Darlene Spracklin-Reid received the Outstanding Community Service Award at Memorial University’s 36th annual Alumni Tribute Awards ceremony last week.
Spracklin-Reid is an engineering professor and the founder of Together by Design, a not-for-profit organization that brings engineering students and trades people together to work on community service projects.
For the past eight years, Spracklin-Reid has been leading a team of volunteers to New Orleans to help rebuild homes that were destroyed in the aftermath of Hurricane Katrina. Her organization has also helped improve teaching facilities and accessible housing here in Newfoundland and Labrador.
“Volunteerism has brought so much to my life; you have great experiences, you meet new people, you build strong relationships. There’s people I met in New Orleans who are like family to me,” Spracklin-Reid said.

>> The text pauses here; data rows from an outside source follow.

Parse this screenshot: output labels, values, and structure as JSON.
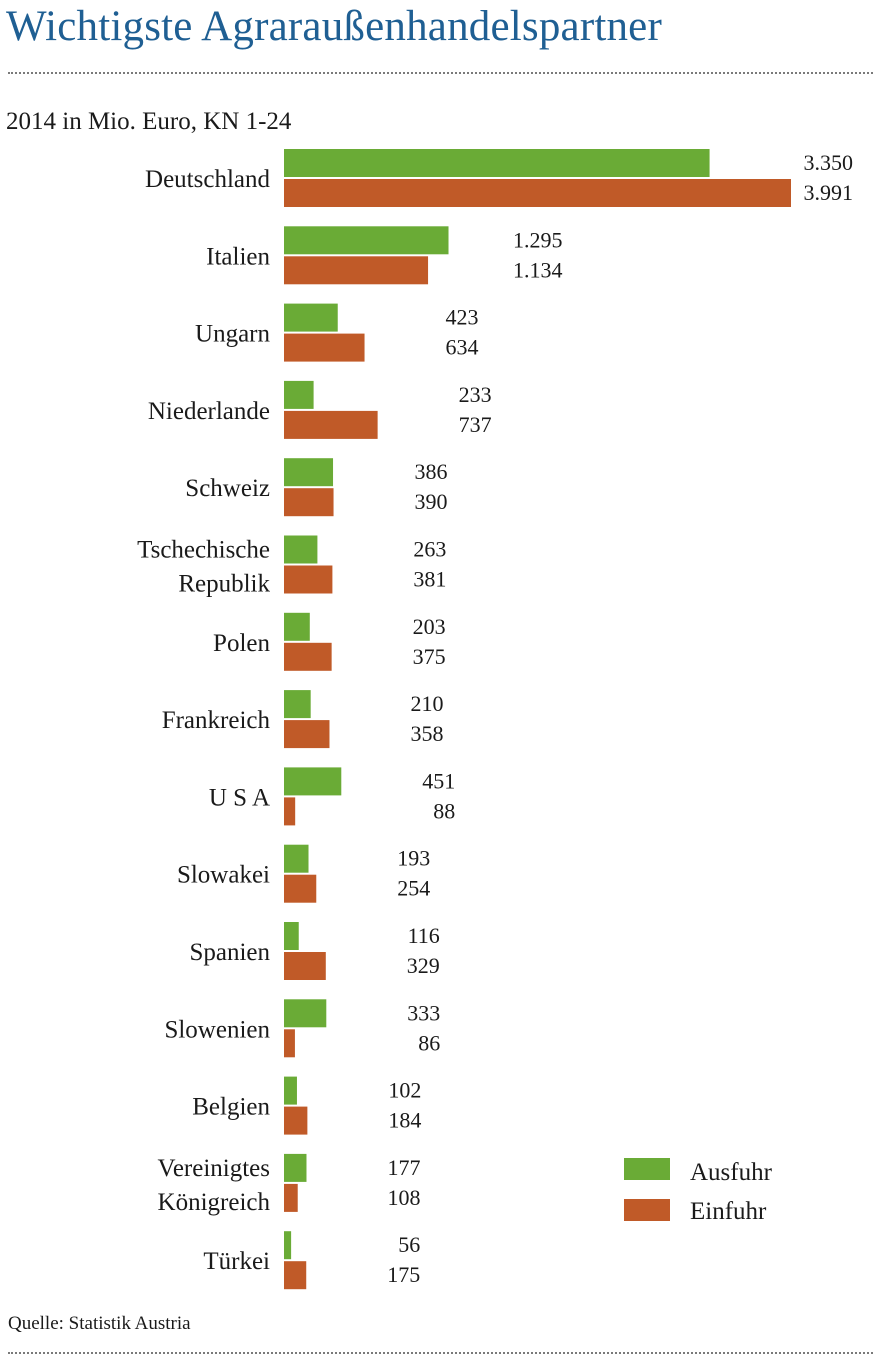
{
  "header": {
    "title": "Wichtigste Agraraußenhandelspartner",
    "subtitle": "2014 in Mio. Euro, KN 1-24"
  },
  "footer": {
    "source": "Quelle: Statistik Austria"
  },
  "colors": {
    "title": "#1f5f93",
    "ausfuhr": "#6aab36",
    "einfuhr": "#c05a28"
  },
  "chart_data": {
    "type": "bar",
    "orientation": "horizontal",
    "title": "",
    "categories": [
      [
        "Deutschland"
      ],
      [
        "Italien"
      ],
      [
        "Ungarn"
      ],
      [
        "Niederlande"
      ],
      [
        "Schweiz"
      ],
      [
        "Tschechische",
        "Republik"
      ],
      [
        "Polen"
      ],
      [
        "Frankreich"
      ],
      [
        "U S A"
      ],
      [
        "Slowakei"
      ],
      [
        "Spanien"
      ],
      [
        "Slowenien"
      ],
      [
        "Belgien"
      ],
      [
        "Vereinigtes",
        "Königreich"
      ],
      [
        "Türkei"
      ]
    ],
    "series": [
      {
        "name": "Ausfuhr",
        "color": "#6aab36",
        "values": [
          3350,
          1295,
          423,
          233,
          386,
          263,
          203,
          210,
          451,
          193,
          116,
          333,
          102,
          177,
          56
        ],
        "labels": [
          "3.350",
          "1.295",
          "423",
          "233",
          "386",
          "263",
          "203",
          "210",
          "451",
          "193",
          "116",
          "333",
          "102",
          "177",
          "56"
        ]
      },
      {
        "name": "Einfuhr",
        "color": "#c05a28",
        "values": [
          3991,
          1134,
          634,
          737,
          390,
          381,
          375,
          358,
          88,
          254,
          329,
          86,
          184,
          108,
          175
        ],
        "labels": [
          "3.991",
          "1.134",
          "634",
          "737",
          "390",
          "381",
          "375",
          "358",
          "88",
          "254",
          "329",
          "86",
          "184",
          "108",
          "175"
        ]
      }
    ],
    "xlim": [
      0,
      3991
    ],
    "grid": false,
    "legend_position": "bottom-right"
  }
}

Spracklin-Reid said engineering and trades students often don’t realize their training can be used to create positive change in the world. She founded Together By Design because she wants her students to recognize their expertise can be used to improve people’s lives.
“It’s very interesting to see engineering and trades students come to the awareness that they have a skillset that is quite useful for helping their communities,” Spracklin-Reid said. “That’s one of the things we want to instill in them – that you can use your professional skillset to reach out and give back.”
Last year, Together By Design helped the Association for New Canadians (ANC) convert an underutilized storage space into a classroom. Spracklin-Reid explained that the influx of Syrian refugees arriving in the province last year meant the ANC didn’t have enough classroom space to accommodate all of their students. As a result the organization was forced to hold language classes in their cafeteria.
The Together By Design Team were able to transform a storage space in the ANC’s Language Training Centre into a welcoming classroom by installing windows, dry-walling and plastering, and putting down new flooring. Spracklin-Reid said the language students would often drop by the space to chat while the student volunteers were renovating.
“The students found that project very rewarding because they got to meet a lot of the incoming refugees who would be using the space,” Spracklin-Reid said. “Having a personal connection with the people who are actually going to be using the space was really special for them.“
Spracklin-Reid believes her students learn more deeply from working with Together By Design than they would in a classroom because they know their work will have a real impact on people’s lives.
“You can give assignments and create fictional scenarios but it’s different when you have a real client who’s counting on you,” Spracklin-Reid said.
“When we’re down in New Orleans and we’re rebuilding someone’s house and rewiring it and they’re counting on us to do that because they’ve been out of their home for years and they don’t have any other way to get back into it — that’s when the students do their best work.”